Dans l'Essai de 1811, les auteurs n'ont pas cherché à faire entrer les terrains des environs de Paris dans une classification générale. Ils se sont simplement contentés de signaler que la plupart des formations qu'ils allaient décrire « ont été inconnues jusqu'à présent aux Géologistes de la célèbre école de Freyberg » et qu'ils n'ont « pu en reconnoître presqu'aucune dans les ouvrages qu'ils ont publiés » (note p. 8-9).
En somme, dans son cours de 1813, Brongniart cherche à étendre ce « modèle » à la fois latéralement et verticalement. Et c'est sans doute là que réside la source des faiblesses de sa classification. Car toutes les formations du Globe ne se présentent pas, il s'en faut de beaucoup, de façon aussi simple que le Tertiaire du Bassin parisien. Nous aurons à revenir sur ce point essentiel dans la dernière partie de cet exposé.

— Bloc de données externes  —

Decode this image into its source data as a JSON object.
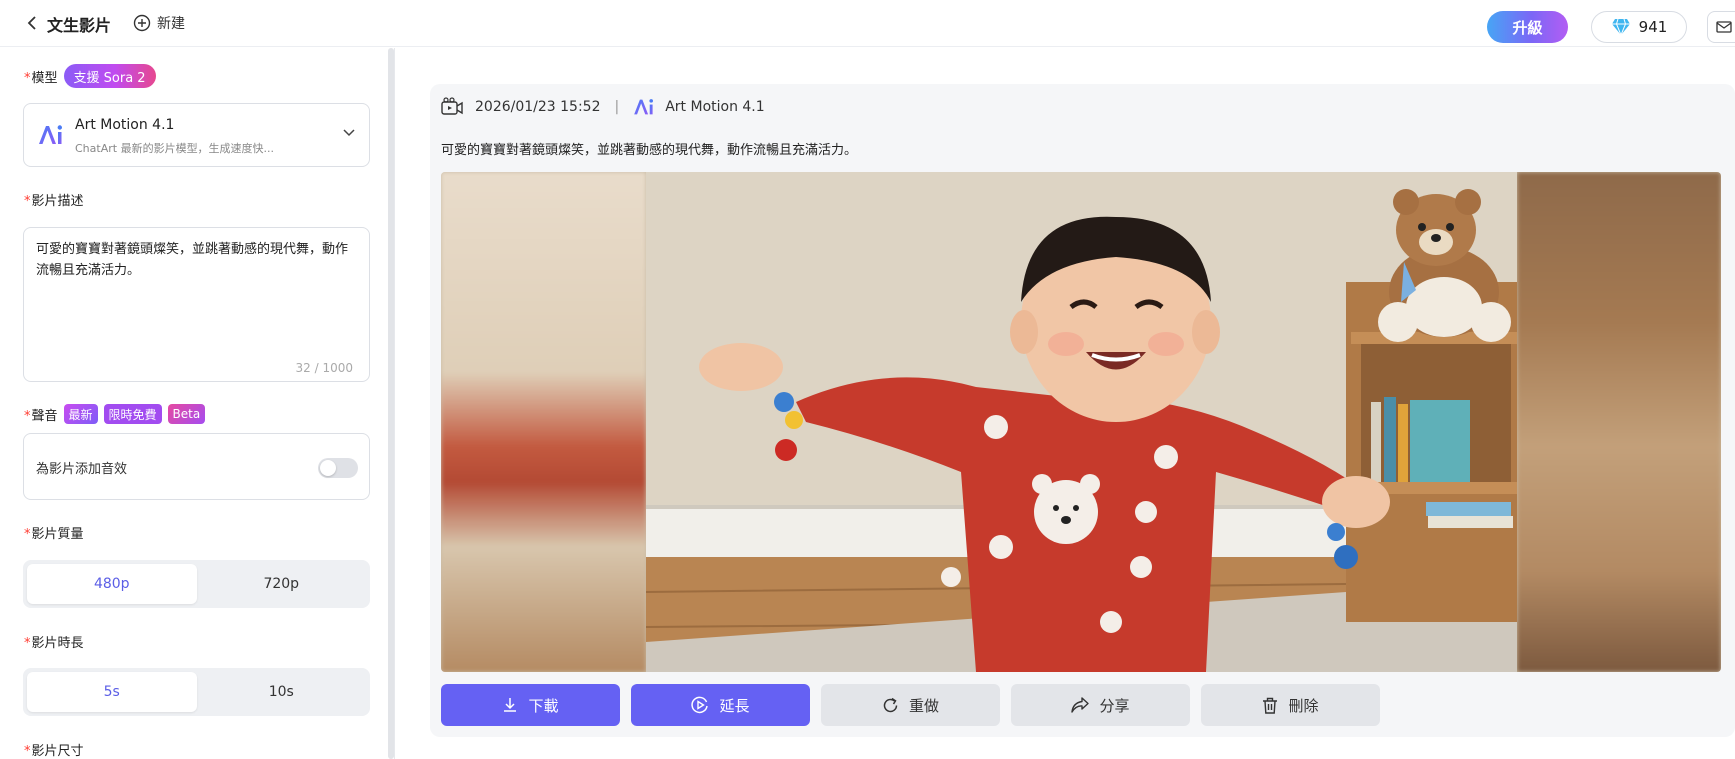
{
  "header": {
    "title": "文生影片",
    "new_label": "新建",
    "upgrade_label": "升級",
    "credits": "941"
  },
  "form": {
    "model": {
      "label": "模型",
      "badge": "支援 Sora 2",
      "name": "Art Motion 4.1",
      "desc": "ChatArt 最新的影片模型，生成速度快..."
    },
    "description": {
      "label": "影片描述",
      "text": "可愛的寶寶對著鏡頭燦笑，並跳著動感的現代舞，動作流暢且充滿活力。",
      "count": "32 / 1000"
    },
    "audio": {
      "label": "聲音",
      "badges": [
        "最新",
        "限時免費",
        "Beta"
      ],
      "toggle_text": "為影片添加音效",
      "enabled": false
    },
    "quality": {
      "label": "影片質量",
      "options": [
        "480p",
        "720p"
      ],
      "selected": "480p"
    },
    "duration": {
      "label": "影片時長",
      "options": [
        "5s",
        "10s"
      ],
      "selected": "5s"
    },
    "size": {
      "label": "影片尺寸"
    }
  },
  "result": {
    "timestamp": "2026/01/23 15:52",
    "model": "Art Motion 4.1",
    "prompt": "可愛的寶寶對著鏡頭燦笑，並跳著動感的現代舞，動作流暢且充滿活力。",
    "actions": {
      "download": "下載",
      "extend": "延長",
      "redo": "重做",
      "share": "分享",
      "delete": "刪除"
    }
  },
  "colors": {
    "accent": "#6561f3",
    "required": "#ff3b30"
  }
}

D'autres observations de terrain faites par Brongniart sont également mentionnées, notamment des gisements situés dans le Cotentin : « siénite » près de Cherbourg, diabase dans les environs de Coutances (on sait que Brongniart a fait paraître une note sur les terrains du département de la Manche un an plus tard, en 1814 ;

Dans ce mémoire, qui était prêt dès 1813, Brongniart aborde aussi la question de la classification des terrains, notamment celle des granites de différentes époques qui lui posent d'énormes problèmes (à peine évoqués dans le cours de 1813).
on trouve encore la mention, dans la présentation des terrains phytoïques, de « quelques animaux inconnus voisins des Crustacés » (il s'agit selon toute vraisemblance des Trilobites, sur lesquels Brongniart publiera un mémoire en 1815).
Cette étude sera complétée sept ans plus tard, en 1822, pour être insérée dans un ouvrage général sur les Crustacés fossiles dont le reste sera rédigé par A. G. Desmarets.
A cela il faut ajouter les localités qu'il a visitées au cours de ses nombreux voyages, en France ou en Allemagne et qui doivent être citées parmi toutes celles qu'il mentionne, mais qui sont plus difficilement repérables.
On sait par Jules Gosselet que Brongniart visita la Normandie et la Bretagne en 1807, qu'il traversa la France jusqu'aux environs de Limoges avant de parcourir les Pyrénées de Bayonne à la Maladetta en 1808-1809 et qu'en 1812, il entreprit un grand voyage en Allemagne qui le conduisit successivement sur les bords du Rhin, en Westphalie, dans le Harz, en Prusse, en Saxe, puis en Bohême, enfin dans le Tyrol (Gosselet, 1896, p. 7).
Car Brongniart intègre aussi dans son inventaire les travaux parallèles de ses contemporains, qu'il cite parfois nommément. Ainsi sont évoquées les observations faites par Haussmann en Norvège, par de Bonnard dans le Harz, par de Buch dans les environs de Christiania, par de Humboldt en Amérique, etc.
Christiania est l'ancien nom de la capitale de la Norvège (qui ne s'appelle Oslo que depuis 1924).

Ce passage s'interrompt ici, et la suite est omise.